Premature aging of T cells is associated with faster HIV-1 disease progression

Abstract

Objective: To determine if untreated HIV-1 infection and progression is associated with premature aging of memory CD8 and CD4 T cells and naive CD4 T cells.

Methods: Twenty HIV-1-infected fast progressors and 40 slow progressors were included in our study, using risk set sampling. The expression of cell surface markers reflecting the differentiation stages of lymphocytes was measured using flow cytometry analyses performed on cryopreserved peripheral blood mononuclear cells.

Results: We found that HIV-1 disease progression is associated with a decreased CD28 median florescence intensity on CD4 and CD8 T cells; an increased proportion of intermediate- and late-differentiated CD8 T cells and a decreased CD31 median florescence intensity on naive CD4 T cells of recent thymic origin. A selective depletion of peripherally expanded naive CD4 T cells was found to be associated with HIV-1 infection but not with HIV-1 disease progression.

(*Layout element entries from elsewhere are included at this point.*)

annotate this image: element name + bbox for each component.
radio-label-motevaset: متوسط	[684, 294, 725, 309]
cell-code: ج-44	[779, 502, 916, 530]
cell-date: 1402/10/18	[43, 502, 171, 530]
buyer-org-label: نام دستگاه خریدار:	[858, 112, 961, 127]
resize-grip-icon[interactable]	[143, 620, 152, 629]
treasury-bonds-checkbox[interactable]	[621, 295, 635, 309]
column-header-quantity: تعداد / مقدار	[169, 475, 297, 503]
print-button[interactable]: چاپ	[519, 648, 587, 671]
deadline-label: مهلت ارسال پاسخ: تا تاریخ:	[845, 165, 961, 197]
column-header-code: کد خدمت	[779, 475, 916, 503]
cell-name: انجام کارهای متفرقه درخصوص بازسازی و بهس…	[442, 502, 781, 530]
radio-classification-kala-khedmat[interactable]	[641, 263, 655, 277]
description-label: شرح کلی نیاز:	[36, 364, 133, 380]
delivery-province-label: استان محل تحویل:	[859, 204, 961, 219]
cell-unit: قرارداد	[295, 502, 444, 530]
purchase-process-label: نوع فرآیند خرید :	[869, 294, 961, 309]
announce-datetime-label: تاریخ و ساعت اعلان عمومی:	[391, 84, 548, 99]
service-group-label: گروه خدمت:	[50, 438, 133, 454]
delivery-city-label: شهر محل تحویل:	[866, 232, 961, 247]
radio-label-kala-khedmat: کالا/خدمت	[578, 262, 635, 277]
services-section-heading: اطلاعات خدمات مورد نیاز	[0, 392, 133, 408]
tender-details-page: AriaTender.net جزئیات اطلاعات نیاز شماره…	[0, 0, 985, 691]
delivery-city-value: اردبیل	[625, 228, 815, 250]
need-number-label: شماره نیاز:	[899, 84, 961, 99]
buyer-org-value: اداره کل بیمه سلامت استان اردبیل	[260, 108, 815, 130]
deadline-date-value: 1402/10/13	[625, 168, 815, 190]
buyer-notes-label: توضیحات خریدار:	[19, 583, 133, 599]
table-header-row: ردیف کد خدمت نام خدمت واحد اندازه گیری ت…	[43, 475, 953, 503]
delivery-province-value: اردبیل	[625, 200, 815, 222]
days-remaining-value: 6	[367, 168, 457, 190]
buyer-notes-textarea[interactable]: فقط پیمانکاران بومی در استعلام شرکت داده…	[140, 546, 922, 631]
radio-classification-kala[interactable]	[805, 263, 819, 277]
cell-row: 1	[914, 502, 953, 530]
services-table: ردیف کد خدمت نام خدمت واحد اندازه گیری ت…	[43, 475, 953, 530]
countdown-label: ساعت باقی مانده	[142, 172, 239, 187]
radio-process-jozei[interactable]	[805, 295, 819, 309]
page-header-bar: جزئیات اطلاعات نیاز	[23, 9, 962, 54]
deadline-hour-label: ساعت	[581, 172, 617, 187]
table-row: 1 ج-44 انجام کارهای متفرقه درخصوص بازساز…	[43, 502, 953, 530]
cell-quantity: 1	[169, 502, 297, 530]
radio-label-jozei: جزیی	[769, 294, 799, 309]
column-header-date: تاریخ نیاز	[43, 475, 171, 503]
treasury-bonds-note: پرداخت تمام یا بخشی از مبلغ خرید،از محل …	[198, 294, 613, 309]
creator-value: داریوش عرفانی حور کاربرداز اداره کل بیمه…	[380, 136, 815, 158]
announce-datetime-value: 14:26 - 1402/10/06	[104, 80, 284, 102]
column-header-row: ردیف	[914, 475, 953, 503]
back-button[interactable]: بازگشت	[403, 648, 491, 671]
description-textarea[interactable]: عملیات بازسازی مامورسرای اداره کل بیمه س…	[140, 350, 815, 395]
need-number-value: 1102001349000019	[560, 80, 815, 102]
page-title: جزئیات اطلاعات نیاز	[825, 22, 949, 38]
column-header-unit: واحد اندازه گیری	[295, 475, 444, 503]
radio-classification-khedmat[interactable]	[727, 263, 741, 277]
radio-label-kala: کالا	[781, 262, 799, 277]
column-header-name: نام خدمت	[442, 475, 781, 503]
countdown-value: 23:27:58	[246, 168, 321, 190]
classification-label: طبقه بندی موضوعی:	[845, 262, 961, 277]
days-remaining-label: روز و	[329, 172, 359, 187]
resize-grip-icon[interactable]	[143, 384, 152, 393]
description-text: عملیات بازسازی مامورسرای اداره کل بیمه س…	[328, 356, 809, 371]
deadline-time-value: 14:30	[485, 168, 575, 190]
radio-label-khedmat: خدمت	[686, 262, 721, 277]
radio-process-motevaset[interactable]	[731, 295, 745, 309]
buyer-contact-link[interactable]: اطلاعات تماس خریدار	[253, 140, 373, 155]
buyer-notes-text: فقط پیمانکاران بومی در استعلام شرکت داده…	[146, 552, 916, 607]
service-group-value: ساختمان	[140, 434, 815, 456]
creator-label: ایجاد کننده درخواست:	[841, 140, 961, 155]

Conclusions: The overall change during HIV-1 infection and progression is associated with a shift in the T-cell population toward an aged conformation, which may be further compromised by impaired renewal of the less-differentiated CD4 T-cell population. Our results suggest that HIV-1 infection induces an accelerated aging of T lymphocytes, which is associated with the clinical progression to AIDS and death.

FIGURE 1

Gating scheme for measuring coexpression of CD45RA, CD27, and CD28 on CD4⁺ and CD8⁺ T cells from a representative FP. Row A shows CD3 gate on the left and CD4 and CD8 gate on the right. Row B shows CD45RA versus CD28 gated on CD4⁺ T cells (left) and CD8 T cells (right). Total CD28 and CD28 MFI were measured from these plots. Row C shows CD27 versus CD28 expression gated on CD45RA⁻ and CD45RA⁺ T cells to illustrate all phenotypes defined by the 3 differentiation markers. These plots were used to enumerate naive and memory cell frequencies.

FIGURE 2

A, percentages of CD28⁻ cells within the CD4⁺ or CD8⁺ T-cell populations in HIV-1–infected FPs, SPs, and UIs. B, CD28 MFI on CD28⁺CD4⁺ and CD28⁺CD8⁺ T cells in FPs and SPs. C, correlations between CD28 MFI values of CD28⁺CD4⁺ T cells and CD28⁺CD8⁺ T cells, in FPs and SPs. D, correlations between the percentages of CD28⁻ cells within the CD8⁺ T cells and the percentages of total CD4⁺ T cells, in FPs and SPs. The following statement applies to Figure 2–Figure 5: depicted in bar lots are medians and interquartile ranges. The P values for comparing group medians between the 2 HIV-1–infected groups or between the combined groups of HIV-1 infected and uninfected were calculated by the Wilcoxon signed rank test (P^#) and the Wilcoxon rank sum test (P^&), respectively. Spearmen rank correlation test was used to determine correlations.

FIGURE 3

A, percentages of CD57⁺ cells within the CD4⁺ or CD8⁺ T cells. B, percentages of CD8⁺ T-cell subsets defined by expression patterns of CD28 and CD57.

FIGURE 4

A, percentages of various CD8⁺ T-cell subsets representing differentiation stages defined by the expression of CD45RA, CD27, and CD28. B, percentages of CD4⁺ T cells are positively correlated with the percentages of naive CD8⁺ T cells (CD45RA⁺CD27⁺CD28⁺) and inversely correlated with the percentages of late-CD45RA⁻ CD8⁺ T cells (CD45RA⁻CD27⁻CD28⁻) in HIV-1– infected individuals.

FIGURE 5

A, on the left, naive CD4⁺ T cells (CD45RA⁺CD27⁺) was gated in Q2. On the right, the CD31⁺ percentages and MFI on naive CD4⁺ T cells were shown for a paired SP and FP, respectively. B, percentages of RTE (CDRA⁺ CD27⁺CD31⁺CD4⁺) and peripherally expanded naive cells (CD45RA⁺CD27⁺CD31⁻CD4⁺) within the CD4⁺ T cells or the naive CD4⁺ T cells. C, CD31 MFI on RTE (CDRA⁺CD27⁺CD31⁺CD4⁺) in FPs is lower than that of SPs.